This dining chair by Jasper Morrison was love at first sight. I was a college student when I encountered it in the then-newly opened HH Style shop in Harajuku. (It was located in the Cranes 6142 building designed by Kazuyo Sejima, which had opened on Cat Street in 2000. The space is now occupied by a different tenant.) It is made out of plywood and very light. The seat and front legs form a right angle, and the backside has a curve like that of an old-fashioned chair. Sparse, as if cut out of a paper pattern. The back consists of only an open frame. All parts are made out of plywood. It is very simple, but still very charming.

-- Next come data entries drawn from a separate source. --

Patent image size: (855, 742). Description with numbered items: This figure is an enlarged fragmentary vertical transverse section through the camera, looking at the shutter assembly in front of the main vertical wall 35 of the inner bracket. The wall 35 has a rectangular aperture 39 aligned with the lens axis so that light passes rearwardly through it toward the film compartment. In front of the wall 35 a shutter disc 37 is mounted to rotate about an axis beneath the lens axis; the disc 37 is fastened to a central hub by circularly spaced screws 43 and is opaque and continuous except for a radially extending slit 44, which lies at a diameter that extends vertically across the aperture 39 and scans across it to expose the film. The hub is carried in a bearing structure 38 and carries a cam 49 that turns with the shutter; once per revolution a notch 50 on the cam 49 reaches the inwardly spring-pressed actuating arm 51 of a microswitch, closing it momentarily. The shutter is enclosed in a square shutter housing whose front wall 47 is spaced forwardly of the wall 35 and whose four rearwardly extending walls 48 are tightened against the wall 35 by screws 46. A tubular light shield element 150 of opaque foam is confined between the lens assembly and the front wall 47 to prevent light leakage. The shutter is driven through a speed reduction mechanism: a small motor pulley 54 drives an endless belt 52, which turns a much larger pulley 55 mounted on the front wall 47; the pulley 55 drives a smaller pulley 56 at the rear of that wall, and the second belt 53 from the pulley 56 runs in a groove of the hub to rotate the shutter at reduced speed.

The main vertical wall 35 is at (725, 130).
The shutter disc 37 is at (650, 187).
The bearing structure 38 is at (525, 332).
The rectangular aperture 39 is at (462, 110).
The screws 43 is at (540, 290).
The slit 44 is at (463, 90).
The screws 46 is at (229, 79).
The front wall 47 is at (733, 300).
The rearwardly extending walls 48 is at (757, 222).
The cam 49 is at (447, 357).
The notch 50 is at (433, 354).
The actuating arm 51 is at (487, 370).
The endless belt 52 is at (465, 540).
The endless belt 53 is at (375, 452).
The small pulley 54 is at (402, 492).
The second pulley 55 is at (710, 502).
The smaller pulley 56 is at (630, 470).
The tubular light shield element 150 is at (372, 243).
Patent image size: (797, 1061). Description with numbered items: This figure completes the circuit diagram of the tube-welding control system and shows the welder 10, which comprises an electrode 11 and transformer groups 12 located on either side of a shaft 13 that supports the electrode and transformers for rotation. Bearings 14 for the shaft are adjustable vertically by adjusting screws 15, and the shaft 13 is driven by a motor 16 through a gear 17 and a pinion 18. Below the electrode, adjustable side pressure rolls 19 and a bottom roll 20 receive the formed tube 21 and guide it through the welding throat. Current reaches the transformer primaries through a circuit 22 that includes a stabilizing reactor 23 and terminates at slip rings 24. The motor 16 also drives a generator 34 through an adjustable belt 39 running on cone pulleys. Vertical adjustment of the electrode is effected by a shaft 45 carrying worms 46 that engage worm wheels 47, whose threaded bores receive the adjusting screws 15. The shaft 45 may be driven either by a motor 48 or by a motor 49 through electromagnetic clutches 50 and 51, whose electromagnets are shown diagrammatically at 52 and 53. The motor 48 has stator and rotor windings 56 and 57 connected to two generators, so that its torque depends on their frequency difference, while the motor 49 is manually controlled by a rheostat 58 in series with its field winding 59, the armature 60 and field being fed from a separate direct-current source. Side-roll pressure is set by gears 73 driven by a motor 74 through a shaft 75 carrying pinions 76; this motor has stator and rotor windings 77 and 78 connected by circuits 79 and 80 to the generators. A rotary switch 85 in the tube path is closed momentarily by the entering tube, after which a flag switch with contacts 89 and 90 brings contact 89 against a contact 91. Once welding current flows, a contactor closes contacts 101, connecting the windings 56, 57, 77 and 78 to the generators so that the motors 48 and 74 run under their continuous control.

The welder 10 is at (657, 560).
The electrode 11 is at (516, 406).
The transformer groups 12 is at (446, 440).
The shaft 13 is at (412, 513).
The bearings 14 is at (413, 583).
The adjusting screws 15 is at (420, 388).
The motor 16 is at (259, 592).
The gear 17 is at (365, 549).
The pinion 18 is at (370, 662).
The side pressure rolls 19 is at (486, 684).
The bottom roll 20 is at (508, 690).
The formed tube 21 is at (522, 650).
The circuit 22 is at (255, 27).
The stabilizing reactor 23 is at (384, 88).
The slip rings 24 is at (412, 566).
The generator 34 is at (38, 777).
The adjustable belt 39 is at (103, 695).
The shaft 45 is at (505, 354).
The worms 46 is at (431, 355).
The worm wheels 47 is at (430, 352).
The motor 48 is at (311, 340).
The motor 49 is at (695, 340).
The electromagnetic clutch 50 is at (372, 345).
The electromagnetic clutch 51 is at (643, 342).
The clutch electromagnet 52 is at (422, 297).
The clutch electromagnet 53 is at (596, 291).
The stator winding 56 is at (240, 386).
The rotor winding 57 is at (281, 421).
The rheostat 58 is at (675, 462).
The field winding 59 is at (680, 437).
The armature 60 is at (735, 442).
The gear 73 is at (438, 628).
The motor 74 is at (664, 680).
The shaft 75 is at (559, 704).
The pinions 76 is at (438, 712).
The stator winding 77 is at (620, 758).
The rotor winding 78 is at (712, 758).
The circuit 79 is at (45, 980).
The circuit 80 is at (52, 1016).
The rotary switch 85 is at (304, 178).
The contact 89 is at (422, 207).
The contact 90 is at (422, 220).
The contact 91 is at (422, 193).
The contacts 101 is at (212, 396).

I absolutely needed it, and so I bought just one. This was a time when everyone was into Eames and Prouvé, and I was an undergrad studying architecture. In one class, I learned that the newness in Eames design came from how the columns and beams, the floor, and even the curtains and ornaments—everything from big to small—were given equal treatment. Prouvé’s charm was in the joints. And Bucky Fuller too, he had envisioned his dreamy ideas from the small joints that connect the many elements of tensegrity. Morrison is far younger than them, but he has an understanding of their thinking. You can tell by looking at this chair and how the ordinary screws that connect the parts are left as is. God dwells in the details. Screws are not meant to be hidden.
For a while, I kept it in my room just to look at it. Eventually, I found myself having to hit the books for a year to take the first-class architect exams. The second section was a drafting exam—by hand. After I came home from work, I would spend hours on end grinding away at the drafting table. That was when I first used this chair, and no matter how long I sat, my butt and back were stiff-free. The second time I used the chair was when I went freelance. In about a year, I bought an office chair, so the chair is now back to being looked at. So I only use this when I’m grinding away at something. Not once have I used it for dining.